Combat de femmes ou jeu amoureux ? Quand on prend le temps de regarder cet emboîtement instable, l’attelage semble foireux. La fille au beau visage, lèvres pulpeuses, formes généreuses et tresses bicolores balance sa jambe en avant comme une boxeuse thaï. Elle s’arrime à sa copine qui retient son pied à la sandale rose. Pose inhabituelle dans la vie de tous les jours. Le couple, en déséquilibre, menace de se vautrer dans la seconde. Quelle folie, quelle danse, quelle défonce - ou les trois en même temps - habite les corps des deux jeunes femmes sous l’œil placide du garçon sur la gauche ?
Nous sommes à Kampala, la capitale de l’Ouganda, où le photographe italien Michele Sibiloni a élu domicile depuis 2011. Né à Parme en 1981, il est désormais installé au cœur de l’Afrique et traîne la nuit dans Kabalagala, le quartier des bars à Kampala, ou à Namuwongo, fréquentant le Sky, un bar où l’on joue au billard.
Dès ses premières semaines en Ouganda, Michele Sibiloni a été happé par la perdition nocturne. A l'époque, il n'avait pas beaucoup d'argent ni de renommée, et prenait donc le temps de s'égarer. «Je crois que j'ai été dans tous les coins de la ville.

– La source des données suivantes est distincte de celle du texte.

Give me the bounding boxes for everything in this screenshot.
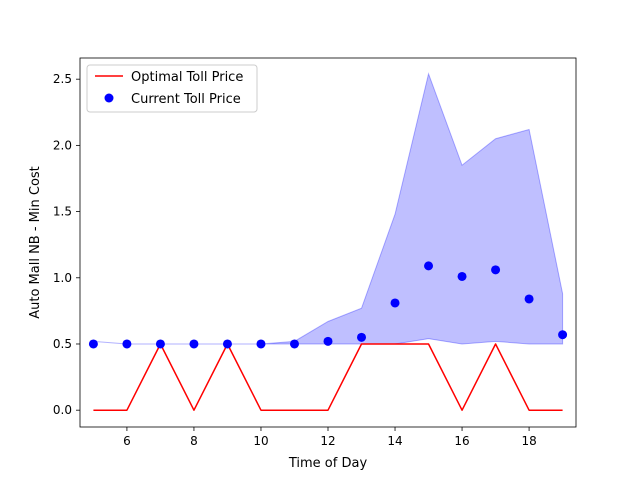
x-axis-label: Time of Day [288,456,368,471]
current-toll-point [122,339,132,349]
x-tick-label: 18 [521,434,536,448]
optimal-toll-line [93,343,563,411]
x-tick-label: 16 [454,434,469,448]
current-toll-point [323,336,333,346]
current-toll-point [558,330,568,340]
x-tick-label: 6 [123,434,131,448]
y-tick-label: 1.5 [53,205,72,219]
y-tick-label: 0.0 [53,403,72,417]
current-toll-point [357,332,367,342]
legend-box [86,64,258,113]
legend-optimal-label: Optimal Toll Price [131,70,243,85]
current-toll-point [289,339,299,349]
current-toll-point [390,298,400,308]
x-tick-label: 10 [253,434,268,448]
current-toll-point [88,339,98,349]
current-toll-point [155,339,165,349]
y-tick-label: 2.5 [53,72,72,86]
current-toll-point [256,339,266,349]
x-tick-label: 8 [190,434,198,448]
legend-current-label: Current Toll Price [131,92,241,107]
legend: Optimal Toll Price Current Toll Price [86,64,258,113]
plot-area [88,72,568,411]
current-toll-point [424,261,434,271]
y-axis-ticks: 0.0 0.5 1.0 1.5 2.0 2.5 [53,72,80,417]
price-range-band [93,72,564,345]
current-toll-point [222,339,232,349]
x-tick-label: 14 [387,434,402,448]
y-axis-label: Auto Mall NB - Min Cost [28,166,43,319]
current-toll-point [491,265,501,275]
current-toll-point [457,271,467,281]
x-tick-label: 12 [320,434,335,448]
y-tick-label: 0.5 [53,337,72,351]
legend-current-swatch [104,93,114,103]
y-tick-label: 1.0 [53,271,72,285]
x-axis-ticks: 6 8 10 12 14 16 18 [123,427,537,448]
current-toll-point [524,294,534,304]
current-toll-point [189,339,199,349]
y-tick-label: 2.0 [53,138,72,152]
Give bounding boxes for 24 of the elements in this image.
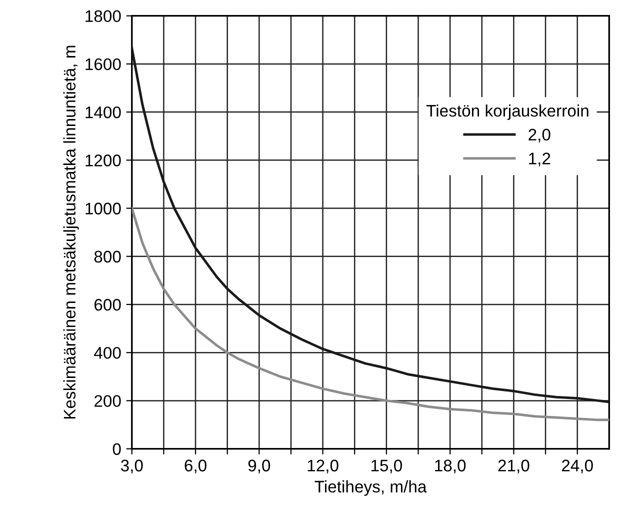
y-tick-label: 1200	[86, 154, 121, 166]
x-tick-label: 9,0	[248, 460, 270, 474]
y-tick-label: 1600	[86, 58, 121, 70]
x-axis-title: Tietiheys, m/ha	[314, 480, 427, 496]
y-tick-label: 1400	[86, 106, 121, 118]
x-tick-label: 3,0	[120, 460, 143, 474]
x-tick-label: 21,0	[498, 460, 530, 474]
legend-label: 1,2	[529, 152, 550, 166]
x-tick-label: 12,0	[308, 460, 338, 474]
legend-title: Tiestön korjauskerroin	[426, 104, 588, 120]
x-tick-label: 18,0	[435, 460, 466, 474]
y-tick-label: 0	[112, 443, 121, 456]
x-tick-label: 15,0	[371, 460, 402, 474]
line-series	[132, 207, 610, 422]
y-tick-label: 600	[94, 298, 121, 311]
y-tick-label: 400	[94, 346, 121, 359]
y-tick-label: 1800	[86, 10, 121, 22]
x-tick-label: 6,0	[184, 460, 206, 474]
legend-label: 2,0	[528, 128, 550, 143]
y-tick-label: 200	[94, 395, 121, 407]
y-tick-label: 800	[94, 250, 121, 263]
y-tick-label: 1000	[86, 202, 121, 214]
y-axis-title: Keskimääräinen metsäkuljetusmatka linnuntietä, m	[63, 46, 79, 419]
x-tick-label: 24,0	[562, 460, 593, 474]
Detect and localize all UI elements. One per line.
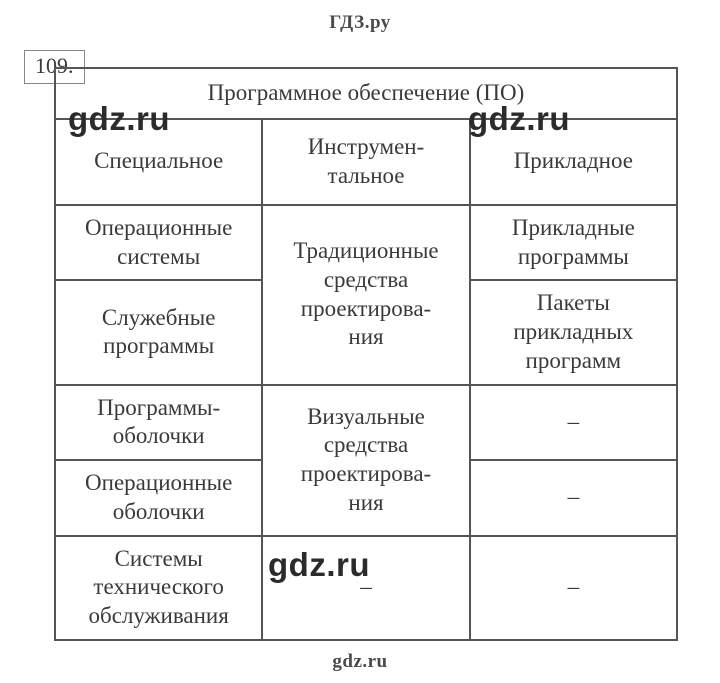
cell-dash: – <box>470 385 677 461</box>
table-header-row: Специальное Инструмен-тальное Прикладное <box>55 119 677 205</box>
table-title-row: Программное обеспечение (ПО) <box>55 68 677 119</box>
cell-tech-service: Системы технического обслуживания <box>55 536 262 640</box>
cell-dash: – <box>262 536 469 640</box>
cell-visual-design: Визуальные средства проектирова-ния <box>262 385 469 536</box>
cell-applied-packages: Пакеты прикладных программ <box>470 280 677 384</box>
software-table-container: Программное обеспечение (ПО) Специальное… <box>54 67 678 641</box>
cell-shell-programs: Программы-оболочки <box>55 385 262 461</box>
page-footer: gdz.ru <box>0 651 720 673</box>
table-row: Системы технического обслуживания – – <box>55 536 677 640</box>
page-header: ГДЗ.ру <box>0 0 720 34</box>
cell-traditional-design: Традиционные средства проектирова-ния <box>262 205 469 385</box>
cell-service-programs: Служебные программы <box>55 280 262 384</box>
cell-applied-programs: Прикладные программы <box>470 205 677 281</box>
table-row: Операционные системы Традиционные средст… <box>55 205 677 281</box>
table-title: Программное обеспечение (ПО) <box>55 68 677 119</box>
software-table: Программное обеспечение (ПО) Специальное… <box>54 67 678 641</box>
col-header-special: Специальное <box>55 119 262 205</box>
col-header-instrumental: Инструмен-тальное <box>262 119 469 205</box>
cell-os-shells: Операционные оболочки <box>55 460 262 536</box>
col-header-applied: Прикладное <box>470 119 677 205</box>
cell-dash: – <box>470 460 677 536</box>
cell-os: Операционные системы <box>55 205 262 281</box>
table-row: Программы-оболочки Визуальные средства п… <box>55 385 677 461</box>
cell-dash: – <box>470 536 677 640</box>
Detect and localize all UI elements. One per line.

Peu importait le jour de la semaine. J'étais à fond dans cette exploration et plus je faisais de photos, plus j'étais accroc et obsédé. La seule règle que je m'imposais était de n'en avoir aucune. Mon but était de me libérer des schémas du photojournalisme… Je voulais des images reliées à ma vie et à mes expériences propres. Après sept mois, j'ai compris que je tenais quelque chose.»

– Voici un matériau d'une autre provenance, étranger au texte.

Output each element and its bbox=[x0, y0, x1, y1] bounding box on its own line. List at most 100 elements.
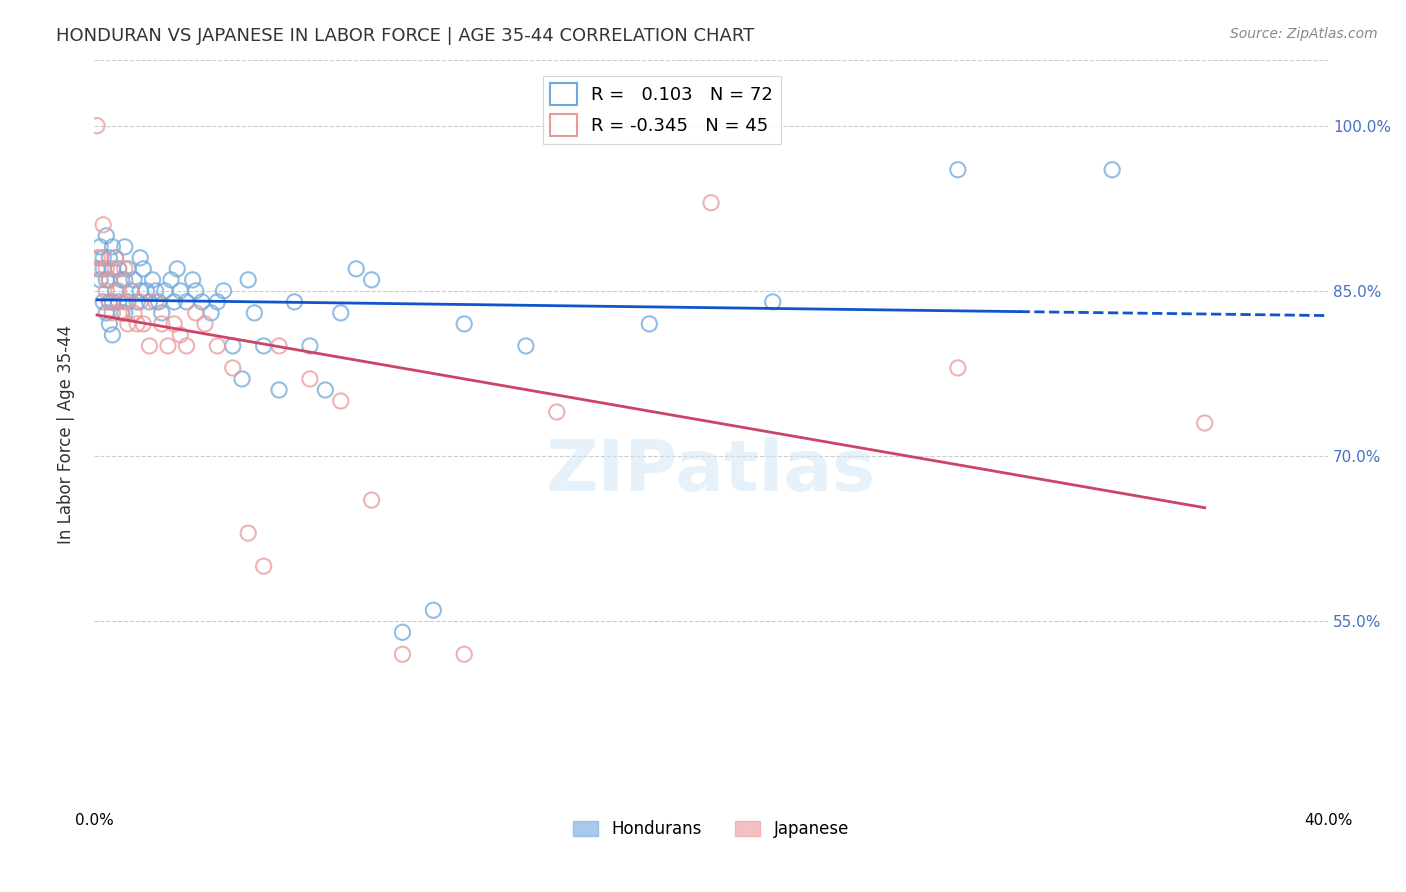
Point bbox=[148, 294, 170, 309]
Point bbox=[91, 294, 114, 309]
Point bbox=[122, 306, 145, 320]
Point bbox=[153, 284, 176, 298]
Point bbox=[120, 284, 142, 298]
Point bbox=[194, 317, 217, 331]
Point bbox=[104, 284, 127, 298]
Point bbox=[191, 294, 214, 309]
Point bbox=[127, 317, 149, 331]
Point bbox=[86, 251, 108, 265]
Point bbox=[184, 306, 207, 320]
Point bbox=[212, 284, 235, 298]
Point bbox=[222, 360, 245, 375]
Point bbox=[127, 294, 149, 309]
Point bbox=[111, 306, 134, 320]
Point bbox=[207, 294, 229, 309]
Point bbox=[200, 306, 222, 320]
Point bbox=[298, 372, 321, 386]
Point bbox=[181, 273, 204, 287]
Y-axis label: In Labor Force | Age 35-44: In Labor Force | Age 35-44 bbox=[58, 325, 75, 543]
Point bbox=[122, 273, 145, 287]
Point bbox=[101, 240, 124, 254]
Point bbox=[138, 294, 160, 309]
Point bbox=[238, 526, 260, 541]
Point bbox=[391, 625, 413, 640]
Point bbox=[98, 273, 121, 287]
Point bbox=[391, 647, 413, 661]
Point bbox=[546, 405, 568, 419]
Point bbox=[207, 339, 229, 353]
Point bbox=[89, 273, 111, 287]
Point bbox=[638, 317, 661, 331]
Point bbox=[329, 394, 352, 409]
Point bbox=[91, 251, 114, 265]
Point bbox=[515, 339, 537, 353]
Text: ZIPatlas: ZIPatlas bbox=[546, 437, 876, 506]
Point bbox=[129, 284, 152, 298]
Point bbox=[104, 251, 127, 265]
Point bbox=[184, 284, 207, 298]
Point bbox=[314, 383, 336, 397]
Point bbox=[107, 294, 129, 309]
Point bbox=[298, 339, 321, 353]
Point bbox=[111, 273, 134, 287]
Point bbox=[700, 195, 723, 210]
Point bbox=[156, 339, 179, 353]
Point bbox=[360, 493, 382, 508]
Point bbox=[114, 294, 136, 309]
Point bbox=[150, 317, 173, 331]
Point bbox=[129, 251, 152, 265]
Point bbox=[762, 294, 785, 309]
Point bbox=[946, 162, 969, 177]
Point bbox=[98, 294, 121, 309]
Point bbox=[101, 294, 124, 309]
Point bbox=[114, 261, 136, 276]
Point bbox=[96, 228, 118, 243]
Point bbox=[111, 306, 134, 320]
Point bbox=[132, 317, 155, 331]
Point bbox=[163, 294, 186, 309]
Point bbox=[114, 240, 136, 254]
Point bbox=[253, 339, 276, 353]
Point bbox=[117, 317, 139, 331]
Point bbox=[135, 284, 157, 298]
Text: Source: ZipAtlas.com: Source: ZipAtlas.com bbox=[1230, 27, 1378, 41]
Point bbox=[89, 251, 111, 265]
Point bbox=[91, 261, 114, 276]
Point bbox=[98, 251, 121, 265]
Text: HONDURAN VS JAPANESE IN LABOR FORCE | AGE 35-44 CORRELATION CHART: HONDURAN VS JAPANESE IN LABOR FORCE | AG… bbox=[56, 27, 755, 45]
Point bbox=[96, 306, 118, 320]
Point bbox=[138, 339, 160, 353]
Point bbox=[222, 339, 245, 353]
Point bbox=[169, 284, 191, 298]
Point bbox=[169, 327, 191, 342]
Point bbox=[231, 372, 253, 386]
Point bbox=[101, 306, 124, 320]
Point bbox=[129, 294, 152, 309]
Point bbox=[86, 119, 108, 133]
Point bbox=[104, 251, 127, 265]
Point bbox=[107, 284, 129, 298]
Point bbox=[101, 327, 124, 342]
Point bbox=[96, 273, 118, 287]
Point bbox=[91, 218, 114, 232]
Point bbox=[120, 284, 142, 298]
Legend: Hondurans, Japanese: Hondurans, Japanese bbox=[567, 814, 856, 845]
Point bbox=[96, 284, 118, 298]
Point bbox=[283, 294, 305, 309]
Point bbox=[107, 261, 129, 276]
Point bbox=[160, 273, 183, 287]
Point bbox=[267, 383, 290, 397]
Point bbox=[145, 294, 167, 309]
Point bbox=[166, 261, 188, 276]
Point bbox=[89, 261, 111, 276]
Point bbox=[89, 240, 111, 254]
Point bbox=[150, 306, 173, 320]
Point bbox=[117, 261, 139, 276]
Point bbox=[238, 273, 260, 287]
Point bbox=[360, 273, 382, 287]
Point bbox=[142, 273, 165, 287]
Point bbox=[101, 261, 124, 276]
Point bbox=[114, 273, 136, 287]
Point bbox=[946, 360, 969, 375]
Point bbox=[453, 317, 475, 331]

Drogué à la fureur des rues de Kabalagala, aussi décrit comme «un Tijuana sous acide», il a documenté cet empire du vice où se croisent touristes éméchés, locaux pompettes, vagabonds ivres, vendeurs d'herbe, flics, voyous, employés d'ONG, exorcistes… et filles délurées. Tout a commencé le soir où il a croisé un garde de nuit muni d'un arc et d'un os. Déclic hallucinatoire. Sous-payés (un à deux dollars par jour) pour protéger banques et magasins, ces ascari, vigiles normalement affublés de fusils, sont les premiers bourrés en soirée. Celui équipé d'un arc était visiblement trop dérangé pour se voir confier des balles réelles.
C'est ce paradoxe insensé qu'a capté Michele Sibiloni dans Fuck It («rien à foutre»), le recueil de ses clichés délirants et inédits. «J'aime qu'il y ait une tension dans l'image. Elle arrive quand je photographie d'une façon totalement instinctive. Approche-toi, regarde le sujet dans les yeux et shoote sans aucune interaction. C'est devenu ma formule pour Fuck It, et je crois que cette tension se voit dans tout le livre.» Le délicat titre de cette berlue visuelle a été choisi grâce à un tatouage entraperçu sur la jambe d'une fille. Il représente un phallus et l'inscription Fuck It.